L’intérieur de la Niva n’a pratiquement pas changé. L’exception est le volant de la Granta, équipé d’un airbag (c’est pour lui que la carrosserie a été renforcée) et réglable en hauteur. Le contacteur d’allumage se trouve désormais à droite.
Sur l’asphalte, le tout-terrain est toujours aussi bavard, mais à l’usine, on considère que supprimer les bruits de transmission avec des moyens limités relève de la mission impossible. Il est néanmoins possible de maintenir une vitesse de croisière et l’ambiance sonore dans l’habitacle sur autoroute n’est pas insupportable : on peut même passer d’une ville à l’autre par voie rapide sans réduire l’allure à celle d’une tortue. Mais effectuer un long trajet au volant d’une Legend avec une direction sans consistance et à l’ergonomie peu optimale relève plutôt d’une solution imposée que d’un choix.
Comme auparavant, la « Legend » de VAZ est proposée avec des pare-chocs métalliques ou dans la version Urban, avec ses éléments de style en plastique. La modernisation a apporté des jantes alliage de 16 pouces au design inédit (réservées à l’« Urban »), mais les robustes roues en tôle restent disponibles sur la version d’entrée de gamme, au prix de 1,199,000 roubles.
Cette version de base dispose désormais de l’airbag frontal et du volant réglable en hauteur, mais aussi de vitres électriques, du verrouillage centralisé et, par exemple, d’une protection du carter moteur. En montant dans la gamme, on trouve des versions avec supplément pour la climatisation, le chauffage des sièges, les rétroviseurs à commande électrique, une autre sellerie et différents éléments de style. La Niva haut de gamme en finition Urban - avec antibrouillards intégrés au pare-chocs et présentation intérieure noire - coûte 1,365,000 roubles, soit 107,000 roubles de plus qu’auparavant.

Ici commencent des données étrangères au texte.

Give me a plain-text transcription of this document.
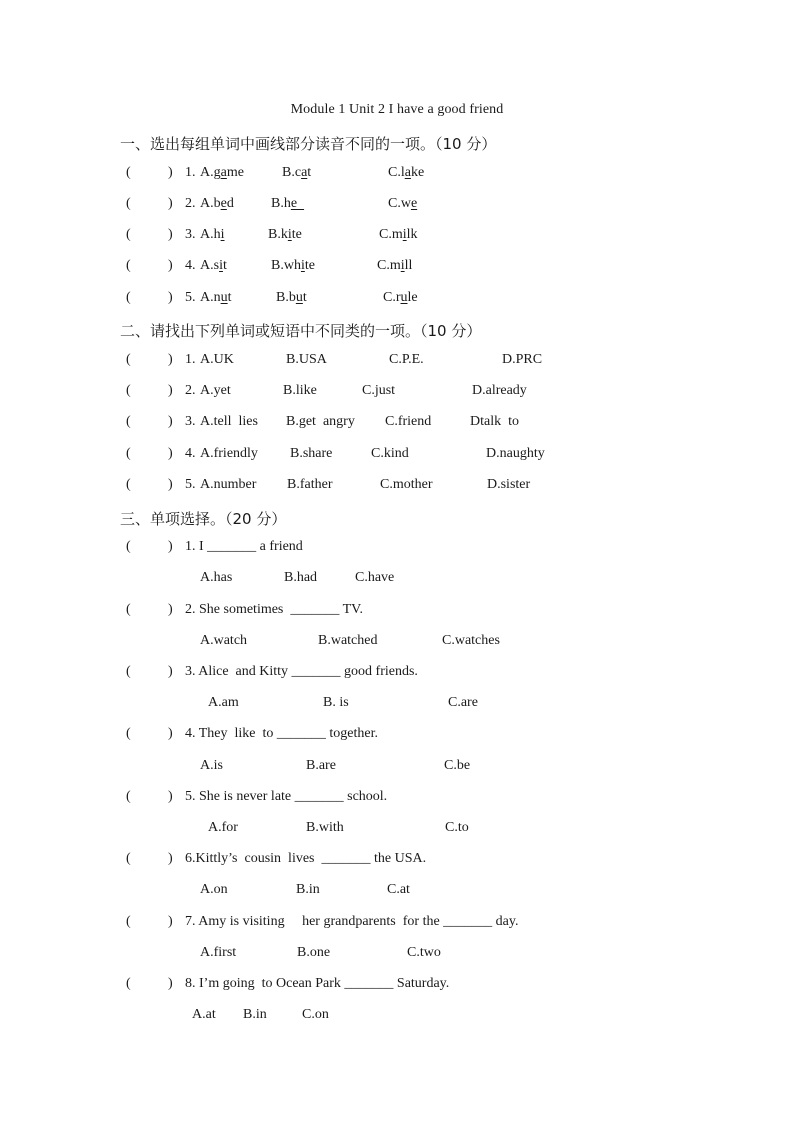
Module 1 Unit 2 I have a good friend
一、选出每组单词中画线部分读音不同的一项。（10 分）
(	) 1. A.game	B.cat	C.lake
(	) 2. A.bed	B.he	C.we
(	) 3. A.hi	B.kite	C.milk
(	) 4. A.sit	B.white	C.mill
(	) 5. A.nut	B.but	C.rule
二、请找出下列单词或短语中不同类的一项。（10 分）
(	) 1. A.UK	B.USA	C.P.E.	D.PRC
(	) 2. A.yet	B.like	C.just	D.already
(	) 3. A.tell  lies B.get  angry C.friend	Dtalk  to
(	) 4. A.friendly B.share	C.kind	D.naughty
(	) 5. A.number B.father	C.mother	D.sister
三、单项选择。（20 分）
(	) 1. I _______ a friend
A.has	B.had	C.have
(	) 2. She sometimes  _______ TV.
A.watch	B.watched	C.watches
(	) 3. Alice  and Kitty _______ good friends.
A.am	B. is	C.are
(	) 4. They  like  to _______ together.
A.is	B.are	C.be
(	) 5. She is never late _______ school.
A.for	B.with	C.to
(	) 6.Kittly’s  cousin  lives  _______ the USA.
A.on	B.in	C.at
(	) 7. Amy is visiting     her grandparents  for the _______ day.
A.first	B.one	C.two
(	) 8. I’m going  to Ocean Park _______ Saturday.
A.at B.in	C.on
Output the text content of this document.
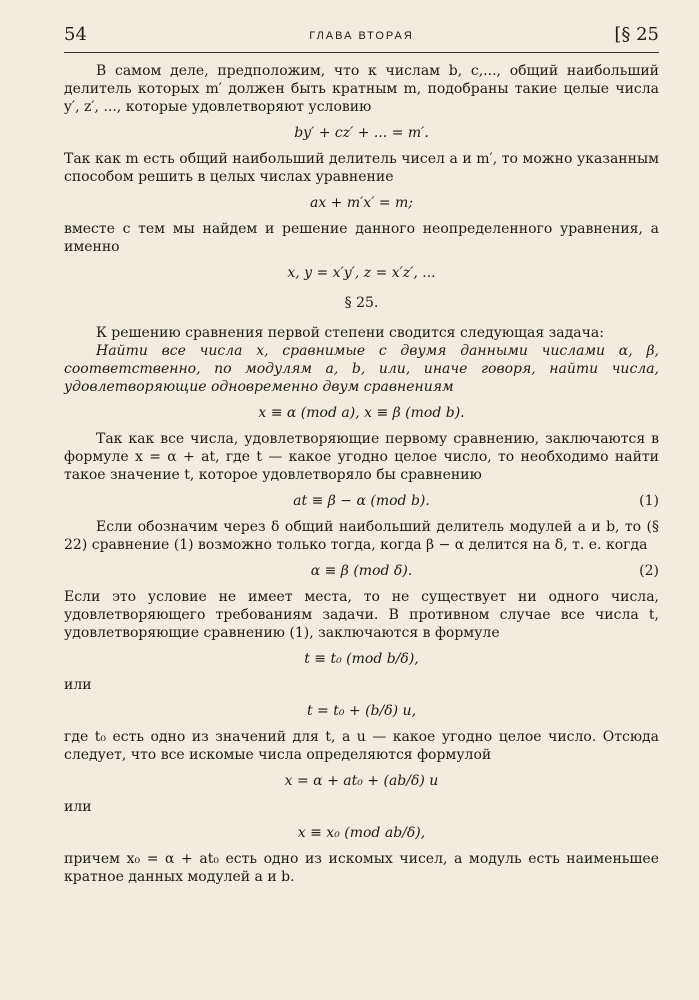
54	ГЛАВА ВТОРАЯ	[§ 25

В самом деле, предположим, что к числам b, c,..., общий наибольший делитель которых m′ должен быть кратным m, подобраны такие целые числа y′, z′, ..., которые удовлетворяют условию

by′ + cz′ + ... = m′.

Так как m есть общий наибольший делитель чисел a и m′, то можно указанным способом решить в целых числах уравнение

ax + m′x′ = m;

вместе с тем мы найдем и решение данного неопределенного уравнения, а именно

x, y = x′y′, z = x′z′, ...
§ 25.

К решению сравнения первой степени сводится следующая задача:

Найти все числа x, сравнимые с двумя данными числами α, β, соответственно, по модулям a, b, или, иначе говоря, найти числа, удовлетворяющие одновременно двум сравнениям

x ≡ α (mod a), x ≡ β (mod b).

Так как все числа, удовлетворяющие первому сравнению, заключаются в формуле x = α + at, где t — какое угодно целое число, то необходимо найти такое значение t, которое удовлетворяло бы сравнению

at ≡ β − α (mod b).	(1)

Если обозначим через δ общий наибольший делитель модулей a и b, то (§ 22) сравнение (1) возможно только тогда, когда β − α делится на δ, т. е. когда

α ≡ β (mod δ).	(2)

Если это условие не имеет места, то не существует ни одного числа, удовлетворяющего требованиям задачи. В противном случае все числа t, удовлетворяющие сравнению (1), заключаются в формуле

t ≡ t₀ (mod b/δ),

или

t = t₀ + (b/δ) u,

где t₀ есть одно из значений для t, а u — какое угодно целое число. Отсюда следует, что все искомые числа определяются формулой

x = α + at₀ + (ab/δ) u

или

x ≡ x₀ (mod ab/δ),

причем x₀ = α + at₀ есть одно из искомых чисел, а модуль есть наименьшее кратное данных модулей a и b.
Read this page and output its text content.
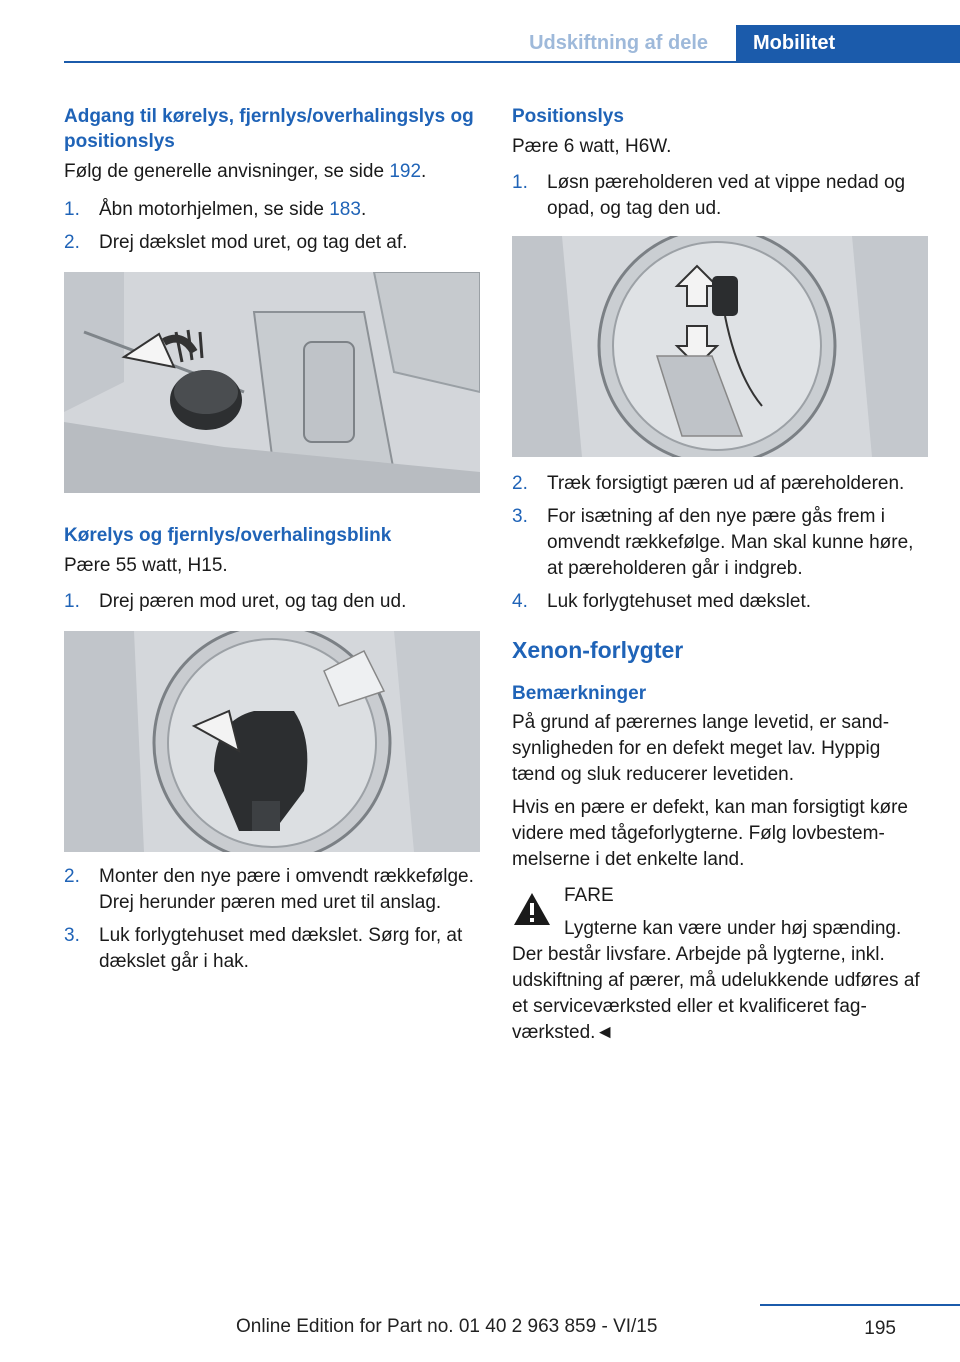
Udskiftning af dele	Mobilitet
Adgang til kørelys, fjernlys/overhalingslys og positionslys

Følg de generelle anvisninger, se side 192.

1. Åbn motorhjelmen, se side 183.
2. Drej dækslet mod uret, og tag det af.
Kørelys og fjernlys/overhalingsblink

Pære 55 watt, H15.

1. Drej pæren mod uret, og tag den ud.
2. Monter den nye pære i omvendt rækkefølge. Drej herunder pæren med uret til anslag.
3. Luk forlygtehuset med dækslet. Sørg for, at dækslet går i hak.
Positionslys

Pære 6 watt, H6W.

1. Løsn pæreholderen ved at vippe nedad og opad, og tag den ud.
2. Træk forsigtigt pæren ud af pæreholderen.
3. For isætning af den nye pære gås frem i omvendt rækkefølge. Man skal kunne høre, at pæreholderen går i indgreb.
4. Luk forlygtehuset med dækslet.
Xenon-forlygter
Bemærkninger

På grund af pærernes lange levetid, er sandsynligheden for en defekt meget lav. Hyppig tænd og sluk reducerer levetiden.

Hvis en pære er defekt, kan man forsigtigt køre videre med tågeforlygterne. Følg lovbestemmelserne i det enkelte land.

FARE

Lygterne kan være under høj spænding.

Der består livsfare. Arbejde på lygterne, inkl. udskiftning af pærer, må udelukkende udføres af et serviceværksted eller et kvalificeret fagværksted.◄

195
Online Edition for Part no. 01 40 2 963 859 - VI/15
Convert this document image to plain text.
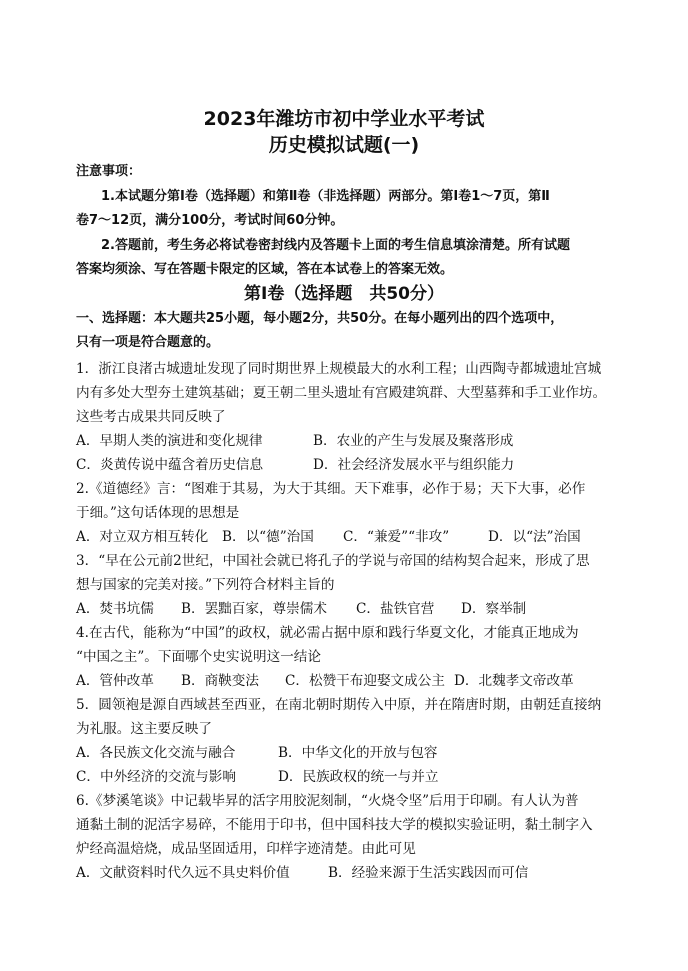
2023年潍坊市初中学业水平考试
历史模拟试题(一)
注意事项：
1.本试题分第Ⅰ卷（选择题）和第Ⅱ卷（非选择题）两部分。第Ⅰ卷1～7页，第Ⅱ
卷7～12页，满分100分，考试时间60分钟。
2.答题前，考生务必将试卷密封线内及答题卡上面的考生信息填涂清楚。所有试题
答案均须涂、写在答题卡限定的区域，答在本试卷上的答案无效。
第Ⅰ卷（选择题　共50分）
一、选择题：本大题共25小题，每小题2分，共50分。在每小题列出的四个选项中，
只有一项是符合题意的。
1．浙江良渚古城遗址发现了同时期世界上规模最大的水利工程；山西陶寺都城遗址宫城
内有多处大型夯土建筑基础；夏王朝二里头遗址有宫殿建筑群、大型墓葬和手工业作坊。
这些考古成果共同反映了
A．早期人类的演进和变化规律	B．农业的产生与发展及聚落形成
C．炎黄传说中蕴含着历史信息	D．社会经济发展水平与组织能力
2.《道德经》言：“图难于其易，为大于其细。天下难事，必作于易；天下大事，必作
于细。”这句话体现的思想是
A．对立双方相互转化 B．以“德”治国 C．“兼爱”“非攻”	D．以“法”治国
3．“早在公元前2世纪，中国社会就已将孔子的学说与帝国的结构契合起来，形成了思
想与国家的完美对接。”下列符合材料主旨的
A．焚书坑儒 B．罢黜百家，尊崇儒术 C．盐铁官营 D．察举制
4.在古代，能称为“中国”的政权，就必需占据中原和践行华夏文化，才能真正地成为
“中国之主”。下面哪个史实说明这一结论
A．管仲改革 B．商鞅变法 C．松赞干布迎娶文成公主 D．北魏孝文帝改革
5．圆领袍是源自西域甚至西亚，在南北朝时期传入中原，并在隋唐时期，由朝廷直接纳
为礼服。这主要反映了
A．各民族文化交流与融合	B．中华文化的开放与包容
C．中外经济的交流与影响	D．民族政权的统一与并立
6.《梦溪笔谈》中记载毕昇的活字用胶泥刻制，“火烧令坚”后用于印刷。有人认为普
通黏土制的泥活字易碎，不能用于印书，但中国科技大学的模拟实验证明，黏土制字入
炉经高温焙烧，成品坚固适用，印样字迹清楚。由此可见
A．文献资料时代久远不具史料价值	B．经验来源于生活实践因而可信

Au final, il n’est pas vraiment pertinent de mesurer la « Legend » modernisée uniquement à l’aune de son prix : lorsqu’une voiture est toujours en production, elle doit évoluer dans le bon sens. Et l’ensemble des modifications, attendues depuis longtemps, est conséquent.
La mise en commun des composants entre les deux Niva est également une bonne chose, et elle devrait encore être approfondie. Mais surtout, presque toutes les modifications apportées à cette trois-portes seront accueillies chaleureusement par son public. Le seul reproche que l’on puisse facilement prévoir et formuler à l’égard de ce tout-terrain qui a dépassé l’âge de la retraite tient en quelques mots : « On en veut encore plus, du nouveau ! ».